Another one bites the dust. Not long after Bengtsson had no other choice than to leave the Academic Advisory Council of the GWPF Academic Advisory Council because of peer pressure, now it is Caleb S. Rossiter who saw his fellowship with the Institute for Policy Studies (IPS) terminated because he expressed his opinion against the correct story line.

The op-ed he wrote in the The Wall Street Journal was titled “Sacrificing Africa for Climate Change – Western policies seem more interested in carbon-dioxide levels than in life expectancy.”, which was, as the title suggest, rather skeptical about climate change and more specifically about the catastrophic nature of it. After this his position with Institute for Policy Studies (IPS) was suspended because this op-ed showed them his ideas diverged significantly from theirs on this topic.

Bengtsson and Rossiter are not the only ones, they are not the first ones either. There were several editors before them, even a complete magazine, that didn’t survive a publication or a opinion of climate change skeptics. We have seen some background on this in the climategate emails where we seen a small group of scientists redefining peer review in accordance with their own views.

While his resignation is more understandable than that of Bengtsson (the IPS is a left wing organization with a known agenda), something is becoming more and more clear. All those events are a clear message: if you deviate from the story line, you put your career in danger. That is a very strong message if you ask me. I guess there isn’t much incentive of scientists in making public their skeptic opinions.

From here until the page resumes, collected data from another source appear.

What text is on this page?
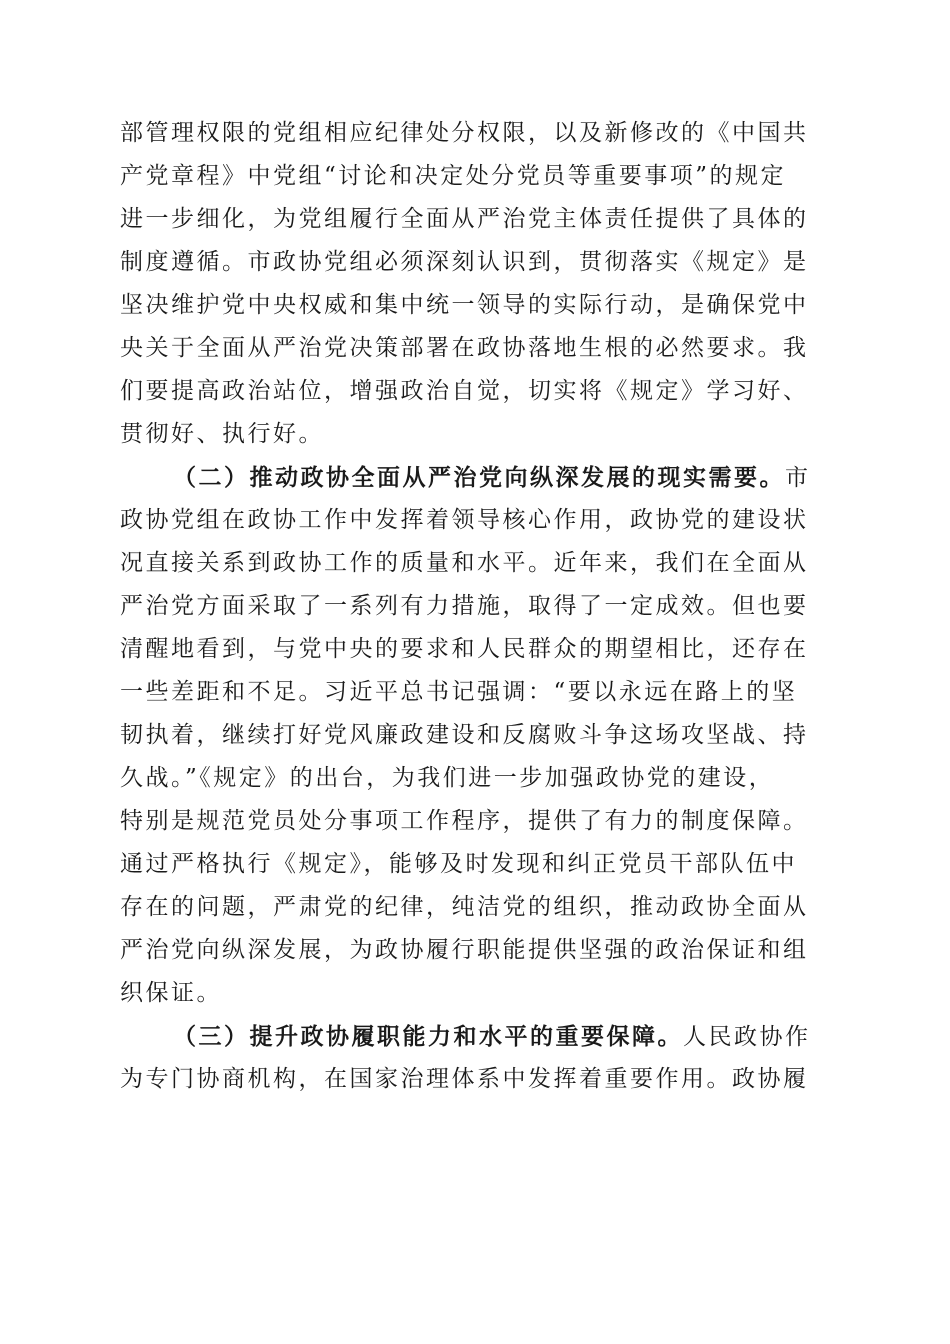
部管理权限的党组相应纪律处分权限，以及新修改的《中国共
产党章程》中党组“讨论和决定处分党员等重要事项”的规定
进一步细化，为党组履行全面从严治党主体责任提供了具体的
制度遵循。市政协党组必须深刻认识到，贯彻落实《规定》是
坚决维护党中央权威和集中统一领导的实际行动，是确保党中
央关于全面从严治党决策部署在政协落地生根的必然要求。我
们要提高政治站位，增强政治自觉，切实将《规定》学习好、
贯彻好、执行好。
（二）推动政协全面从严治党向纵深发展的现实需要。市
政协党组在政协工作中发挥着领导核心作用，政协党的建设状
况直接关系到政协工作的质量和水平。近年来，我们在全面从
严治党方面采取了一系列有力措施，取得了一定成效。但也要
清醒地看到，与党中央的要求和人民群众的期望相比，还存在
一些差距和不足。习近平总书记强调：“要以永远在路上的坚
韧执着，继续打好党风廉政建设和反腐败斗争这场攻坚战、持
久战。”《规定》的出台，为我们进一步加强政协党的建设，
特别是规范党员处分事项工作程序，提供了有力的制度保障。
通过严格执行《规定》，能够及时发现和纠正党员干部队伍中
存在的问题，严肃党的纪律，纯洁党的组织，推动政协全面从
严治党向纵深发展，为政协履行职能提供坚强的政治保证和组
织保证。
（三）提升政协履职能力和水平的重要保障。人民政协作
为专门协商机构，在国家治理体系中发挥着重要作用。政协履
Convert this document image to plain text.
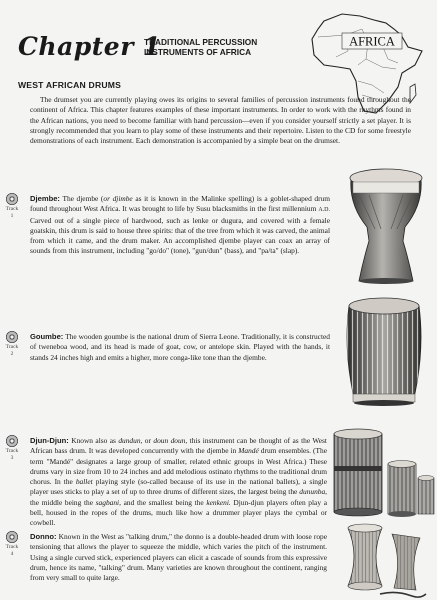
Chapter 1
TRADITIONAL PERCUSSION
INSTRUMENTS OF AFRICA
AFRICA
WEST AFRICAN DRUMS

The drumset you are currently playing owes its origins to several families of percussion instruments found throughout the continent of Africa. This chapter features examples of these important instruments. In order to work with the rhythms found in the African nations, you need to become familiar with hand percussion—even if you consider yourself strictly a set player. It is strongly recommended that you learn to play some of these instruments and their repertoire. Listen to the CD for some freestyle demonstrations of each instrument. Each demonstration is accompanied by a simple beat on the drumset.

Track
1

Djembe: The djembe (or djimbe as it is known in the Malinke spelling) is a goblet-shaped drum found throughout West Africa. It was brought to life by Susu blacksmiths in the first millennium A.D. Carved out of a single piece of hardwood, such as lenke or dugura, and covered with a female goatskin, this drum is said to house three spirits: that of the tree from which it was carved, the animal from which it came, and the drum maker. An accomplished djembe player can coax an array of sounds from this instrument, including "go/do" (tone), "gun/dun" (bass), and "pa/ta" (slap).

Track
2

Goumbe: The wooden goumbe is the national drum of Sierra Leone. Traditionally, it is constructed of tweneboa wood, and its head is made of goat, cow, or antelope skin. Played with the hands, it stands 24 inches high and emits a higher, more conga-like tone than the djembe.

Track
3

Djun-Djun: Known also as dundun, or doun doun, this instrument can be thought of as the West African bass drum. It was developed concurrently with the djembe in Mandé drum ensembles. (The term "Mandé" designates a large group of smaller, related ethnic groups in West Africa.) These drums vary in size from 10 to 24 inches and add melodious ostinato rhythms to the traditional drum chorus. In the ballet playing style (so-called because of its use in the national ballets), a single player uses sticks to play a set of up to three drums of different sizes, the largest being the dununba, the middle being the sagbani, and the smallest being the kenkeni. Djun-djun players often play a bell, housed in the ropes of the drums, much like how a drummer player plays the cymbal or cowbell.

Track
4

Donno: Known in the West as "talking drum," the donno is a double-headed drum with loose rope tensioning that allows the player to squeeze the middle, which varies the pitch of the instrument. Using a single curved stick, experienced players can elicit a cascade of sounds from this expressive drum, hence its name, "talking" drum. Many varieties are known throughout the continent, ranging from very small to quite large.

It shouldn’t be surprising that so many scientist support the story line in the media and in their papers. It shouldn’t be surprising that they start expressing their opinions on the matter mostly after they retire.

We are being told that the consensus on global warming/climate change is the holy grail and we should trust it. But what is this “scientific consensus” worth when scientists are not able to speak out freely in fear of ruining their career?